6 ans après, ni oublié ni pardonné – ???? Info Libertaire

C’est le genre d’anniversaire qu’on préfère ne jamais célébrer. Aujourd’hui 1er décembre, cela fait 6 ans que Mme Zineb Redouane, 80 ans, a été assassinée par une balle de gaz lacrymogène dans la tête. 6 ans que la famille attendait que la justice daigne bouger le petit doigt. Cette semaine, on a appris que le policier responsable de la fusillade a été mis en examen pour « homicide involontaire », 6 ans après les faits. Une justice à deux vitesses.

Rappel des faits. Nous sommes le 1er décembre 2018. Le soulèvement des Gilets jaunes balaie le pays. Et à Marseille, la colère gronde suite à l’effondrement d’immeubles insalubres qui a coûté la vie à plusieurs habitants. Des milliers de personnes manifestent pour la dignité, contre le mal-logement, et sont rejointes par le cortège des Gilets jaunes. Sur la Canebière, c’est un affrontement. Charges, grenades : Zineb Redouane, octogénaire, ferme la fenêtre de son appartement du quatrième étage, pour se protéger du gaz. Elle reçoit alors une grenade lacrymogène, d’un coup droit et dans la tête. Elle est très grièvement blessée au visage. Zineb Redouane est décédée le 2 décembre à l’hôpital.

Le ministre de l’Intérieur affirme que le décès de la victime n’a pas été causé par la police. Or, l’unité CRS à l’origine de la fusillade va refuser de faire examiner ses armes : une entrave à l’enquête. Des pratiques ouvertement mafieuses. Plus grave encore, on apprend que la police a immédiatement « nettoyé » la scène du crime, allant récupérer les projectiles directement dans l’appartement de Zineb Redouane, alors mourante. Tout aussi choquant, le procureur en charge du dossier était du côté des CRS qui ont tiré au moment des faits ! Une photo prise le 1er décembre montre ce magistrat habillé en tenue de ninja aux côtés des lignes de police. L’homme en charge du dossier a donc été lui aussi au cœur de la répression.

Comble du cynisme, il avait accusé les mauvaises conditions de traitement de la victime à l’hôpital d’être responsables de sa mort… Il a depuis été écarté du dossier. Une enquête du groupe de travail Index permettra de prouver que le CRS a tiré vers la fenêtre en reconstituant précisément la scène. Le travail que la justice aurait dû faire a été réalisé par une ONG d’enquête indépendante.

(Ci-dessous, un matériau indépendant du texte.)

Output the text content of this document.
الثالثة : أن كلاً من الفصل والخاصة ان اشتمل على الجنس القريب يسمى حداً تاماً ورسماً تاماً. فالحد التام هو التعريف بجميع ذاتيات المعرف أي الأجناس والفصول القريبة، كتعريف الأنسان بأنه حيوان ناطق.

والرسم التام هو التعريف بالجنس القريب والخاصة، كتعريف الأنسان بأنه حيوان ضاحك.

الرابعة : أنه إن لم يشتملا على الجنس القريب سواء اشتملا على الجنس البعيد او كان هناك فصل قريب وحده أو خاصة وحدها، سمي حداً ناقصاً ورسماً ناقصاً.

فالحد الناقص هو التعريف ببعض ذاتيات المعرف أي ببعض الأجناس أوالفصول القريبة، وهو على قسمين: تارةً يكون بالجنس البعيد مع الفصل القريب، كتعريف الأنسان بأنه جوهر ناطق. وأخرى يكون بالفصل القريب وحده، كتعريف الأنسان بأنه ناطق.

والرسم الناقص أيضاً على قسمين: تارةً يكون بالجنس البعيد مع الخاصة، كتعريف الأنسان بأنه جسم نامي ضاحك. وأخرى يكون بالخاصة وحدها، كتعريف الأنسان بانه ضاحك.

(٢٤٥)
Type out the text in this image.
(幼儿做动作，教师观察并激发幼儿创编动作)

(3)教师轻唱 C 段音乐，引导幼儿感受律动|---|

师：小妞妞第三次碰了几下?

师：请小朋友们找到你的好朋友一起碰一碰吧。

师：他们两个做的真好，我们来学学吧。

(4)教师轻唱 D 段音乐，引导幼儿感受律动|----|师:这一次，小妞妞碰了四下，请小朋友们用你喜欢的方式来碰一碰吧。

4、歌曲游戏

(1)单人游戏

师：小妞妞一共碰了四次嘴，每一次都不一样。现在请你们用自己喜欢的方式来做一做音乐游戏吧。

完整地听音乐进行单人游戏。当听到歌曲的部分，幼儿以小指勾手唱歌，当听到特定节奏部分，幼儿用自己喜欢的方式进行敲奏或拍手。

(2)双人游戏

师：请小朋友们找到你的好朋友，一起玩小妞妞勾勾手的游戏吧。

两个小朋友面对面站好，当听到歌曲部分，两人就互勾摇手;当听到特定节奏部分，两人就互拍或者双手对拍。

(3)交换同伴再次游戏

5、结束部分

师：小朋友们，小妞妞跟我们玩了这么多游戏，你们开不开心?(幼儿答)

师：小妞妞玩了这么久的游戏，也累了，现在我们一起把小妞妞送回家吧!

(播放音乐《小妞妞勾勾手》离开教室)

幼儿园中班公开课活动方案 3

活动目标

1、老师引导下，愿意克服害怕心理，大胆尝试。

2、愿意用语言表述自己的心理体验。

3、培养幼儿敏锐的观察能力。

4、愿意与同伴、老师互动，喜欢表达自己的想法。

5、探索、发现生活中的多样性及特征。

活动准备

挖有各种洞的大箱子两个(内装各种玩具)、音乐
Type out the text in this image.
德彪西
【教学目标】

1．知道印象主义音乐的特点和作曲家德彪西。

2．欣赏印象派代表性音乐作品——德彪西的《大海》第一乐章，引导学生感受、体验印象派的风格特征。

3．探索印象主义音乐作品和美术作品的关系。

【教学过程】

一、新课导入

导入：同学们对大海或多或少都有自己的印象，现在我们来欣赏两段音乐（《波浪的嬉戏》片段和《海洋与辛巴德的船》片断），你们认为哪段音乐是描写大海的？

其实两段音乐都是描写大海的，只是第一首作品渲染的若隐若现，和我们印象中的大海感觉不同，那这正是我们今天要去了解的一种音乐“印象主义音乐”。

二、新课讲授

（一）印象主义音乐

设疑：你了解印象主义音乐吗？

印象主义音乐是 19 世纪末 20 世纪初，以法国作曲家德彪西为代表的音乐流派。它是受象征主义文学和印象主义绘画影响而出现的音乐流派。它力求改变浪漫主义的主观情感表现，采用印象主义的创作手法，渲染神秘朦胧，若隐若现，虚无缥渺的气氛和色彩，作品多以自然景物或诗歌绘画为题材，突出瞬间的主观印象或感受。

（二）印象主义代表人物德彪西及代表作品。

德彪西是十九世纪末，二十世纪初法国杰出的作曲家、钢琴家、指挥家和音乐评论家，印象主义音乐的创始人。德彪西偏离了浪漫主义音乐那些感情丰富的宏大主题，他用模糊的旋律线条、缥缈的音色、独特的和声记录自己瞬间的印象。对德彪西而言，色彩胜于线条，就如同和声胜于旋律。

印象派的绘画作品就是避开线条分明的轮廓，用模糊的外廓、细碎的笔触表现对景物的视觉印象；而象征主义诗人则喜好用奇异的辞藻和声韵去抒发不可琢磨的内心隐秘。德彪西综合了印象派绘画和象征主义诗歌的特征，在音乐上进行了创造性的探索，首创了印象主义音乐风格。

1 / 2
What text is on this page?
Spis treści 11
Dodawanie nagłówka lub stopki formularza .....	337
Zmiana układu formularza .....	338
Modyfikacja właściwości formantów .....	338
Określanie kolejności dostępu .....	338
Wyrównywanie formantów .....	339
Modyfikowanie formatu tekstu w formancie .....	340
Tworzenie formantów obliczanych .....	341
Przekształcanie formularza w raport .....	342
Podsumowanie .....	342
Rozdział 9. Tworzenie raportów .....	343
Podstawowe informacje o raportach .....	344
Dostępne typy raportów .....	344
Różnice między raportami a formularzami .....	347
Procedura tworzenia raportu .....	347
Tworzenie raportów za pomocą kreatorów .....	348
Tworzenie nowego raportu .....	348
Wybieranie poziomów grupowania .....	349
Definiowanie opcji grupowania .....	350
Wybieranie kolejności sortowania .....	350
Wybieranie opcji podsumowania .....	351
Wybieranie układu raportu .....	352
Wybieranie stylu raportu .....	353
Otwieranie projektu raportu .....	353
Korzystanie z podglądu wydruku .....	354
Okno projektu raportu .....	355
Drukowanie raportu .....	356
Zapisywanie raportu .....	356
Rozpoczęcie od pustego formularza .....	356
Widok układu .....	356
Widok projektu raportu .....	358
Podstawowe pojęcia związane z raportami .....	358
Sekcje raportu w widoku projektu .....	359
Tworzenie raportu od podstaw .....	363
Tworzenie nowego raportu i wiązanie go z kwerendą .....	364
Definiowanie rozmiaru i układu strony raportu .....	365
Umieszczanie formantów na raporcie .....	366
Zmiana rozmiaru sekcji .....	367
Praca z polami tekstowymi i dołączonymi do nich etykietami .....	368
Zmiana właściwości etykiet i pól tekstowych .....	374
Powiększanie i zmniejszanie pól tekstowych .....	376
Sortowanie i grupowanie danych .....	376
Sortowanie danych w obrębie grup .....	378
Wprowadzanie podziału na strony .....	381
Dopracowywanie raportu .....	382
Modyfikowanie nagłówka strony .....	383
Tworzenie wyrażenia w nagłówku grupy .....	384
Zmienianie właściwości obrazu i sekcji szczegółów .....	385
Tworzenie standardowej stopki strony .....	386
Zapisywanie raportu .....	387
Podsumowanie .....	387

Si une enquête est ouverte en 2018, le nom du CRS ne sera connu qu’en 2021. Depuis 2020, les pseudo expertises abondent pour blanchir le criminel. On apprend tour à tour que la fusillade était légale et que la mort de la victime était accidentelle. Puis une contre-expertise a conclu qu’un tir direct était interdit. L’IGPN revient sur l’hypothèse d’une fusillade réglementaire et demande une simple saisine du policier devant le conseil de discipline. En 2021, le directeur général de la police nationale (DGPN) Frédéric Veaux décide de ne pas en tenir compte.

Pour la défense du policier, « la fatigue », le « manque de visibilité », la « tension » et « la nécessité légalement établie de tirer ». Le tueur et son supérieur, « très bien notés », s’en sortent donc avec un vulgaire entraînement pour « rappeler les consignes en vigueur sur l’usage des moyens de défense ».

Rappelons que l’année dernière, des peines de prison ont été infligées à la volée à de jeunes rebelles après la mort de Nahel pour des faits aussi graves qu’un vol de canette. Mais la vie d’une femme musulmane dans un quartier populaire n’a aucune valeur pour ces gens. Il a également fallu des démarches auprès de la famille, une contre-expertise et la pugnacité d’un avocat pour que cette affaire ne soit pas enterrée.

L’État fera tout pour effacer la mémoire des défunts. Pour commémorer les trois ans de sa mort, une plaque au nom de Zineb Redouane a été posée dans la rue où elle habitait. Moins de 24 heures plus tard, la plaque était arrachée. Comme pour effacer toute trace. Le lendemain, la marche en hommage à Zineb Redouane était interdite par la préfecture.

En septembre 2024 donc, retournement de situation, les CRS sont mis en examen. « La justice savait dès le début qu’elle devait inculper ce policier, mais a manqué de courage face à toutes les pressions qui existaient dans cette affaire », déclare aujourd’hui l’avocat de la famille, Me Yassine Bouzrou. Mais la qualification d’homicide « involontaire » porte encore la marque d’une logique d’impunité. À suivre.

Entre 1977 et 2022, au moins 861 personnes sont mortes des suites des actions des forces de l’ordre. C’est le chiffre qui devrait faire la une des journaux. Mais les chiffres ont des noms et des visages derrière eux. Zineb Redouane restera à jamais l’une d’entre elles.